O Conselho Nacional de Política Energética (CNPE) aprovou nesta quinta-feira resolução que estabelece diretrizes para que produtores de etanol hidratado possam realizar vendas diretas do biocombustível a postos.
A medida, que foi defendida em diversas ocasiões pelo presidente Jair Bolsonaro, foi avaliada em reunião extraordinária do CNPE, que reúne diversos representantes do governo e é presidido pelo ministro de Minas e Energia, Bento Albuquerque.
Com isso, a reguladora ANP deverá agora implementar as ações para permitir a comercialização direta do etanol, segundo nota do ministério.
“A possibilidade de suprimir um elo da cadeia de comercialização tem o potencial e promover o aumento da concorrência, que tende a beneficiar o consumidor“, acrescentou a pasta, em nota.
Caso implementada, a medida tem o potencial de impactar os negócios de distribuidoras de combustíveis, um setor formado por grandes companhias no Brasil, como BR Distribuidora , Raízen e Ipiranga.
Há quase um ano, ao aprovar medidas para fomentar a concorrência no mercado de combustíveis, o CNPE disse avaliar que seriam necessárias mudanças tributárias para permitir vendas diretas de etanol hidratado, uma vez que o PIS e o Cofins sobre o produto são recolhidos pelo produtor e pelo distribuidor.
Agora, o ministério disse que as diretrizes aprovadas pelo CNPE envolvem “isonomia concorrencial no aspecto tributário e preservação da arrecadação de tributos de alíquota específica (ad rem)”, sem detalhar.
Questionada sobre a medida, a União da Indústria de Cana-de-Açucar (Unica) disse que aguarda detalhes, mas ressaltou entender que há detalhes tributários a serem avaliados.
“Entendemos que a liberação da venda direta tem que ocorrer quando a questão tributária for equacionada. A concentração de impostos no produtor, conhecida como monofasia, não é boa para ninguém“, disse o diretor executivo da entidade, Eduardo Leão de Sousa.
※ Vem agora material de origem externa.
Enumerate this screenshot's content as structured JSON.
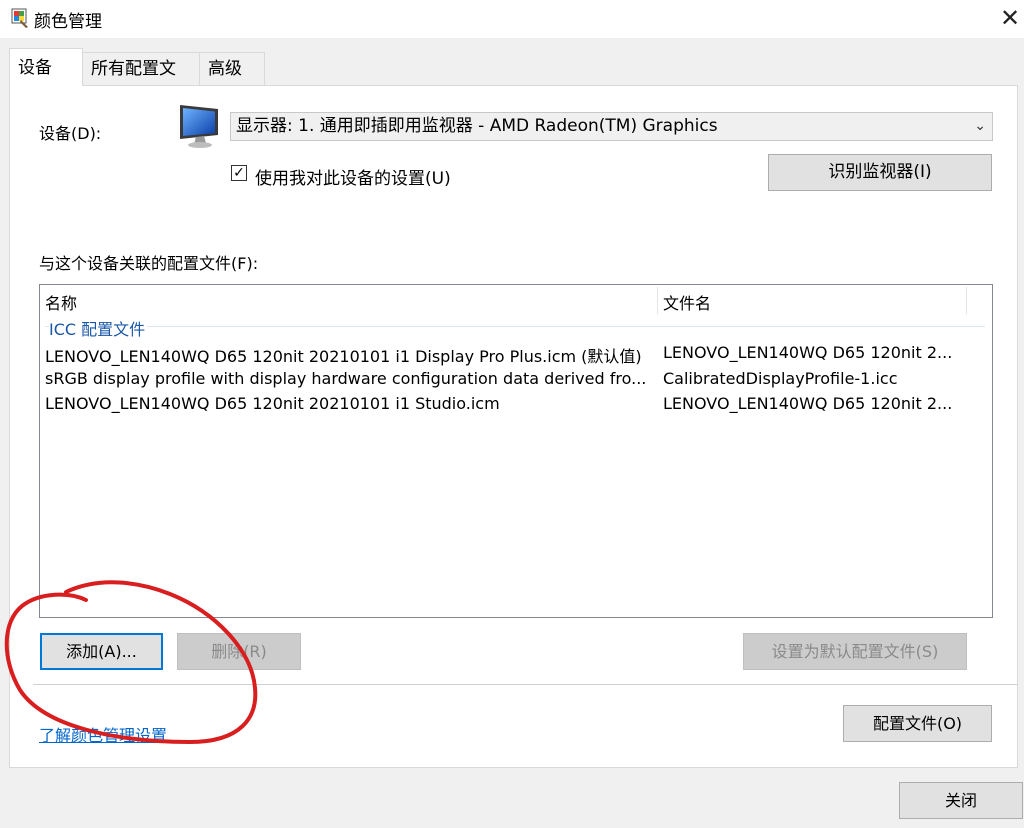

“A venda direta com a manutenção da contribuição em duas etapas – seja por meio de dois regimes tributários, seja pela simplificação da criação de distribuidoras vinculadas aos produtores – nos parece o caminho com melhor resultado“, acrescentou ele, em nota.
A BR Distribuidora, que tem a Petrobras como principal acionista, disse que “o momento é de acompanhar a evolução do assunto junto a ANP“.
A empresa defendeu em nota “a manutenção de um ambiente concorrencial saudável” e a “neutralidade tributária“, além da importância de oferecer produtos de qualidade ao consumidor.
A resolução do CNPE sobre venda direta também aborda a comercialização do etanol com distribuidores e a isonomia na definição de padrões e especificações de qualidade do produto final para o consumidor, segundo o governo.
A agenda regulatória da ANP foi interrompida com a crise de saúde pública, mas há expectativa de retomada dos trabalhos no segundo semestre.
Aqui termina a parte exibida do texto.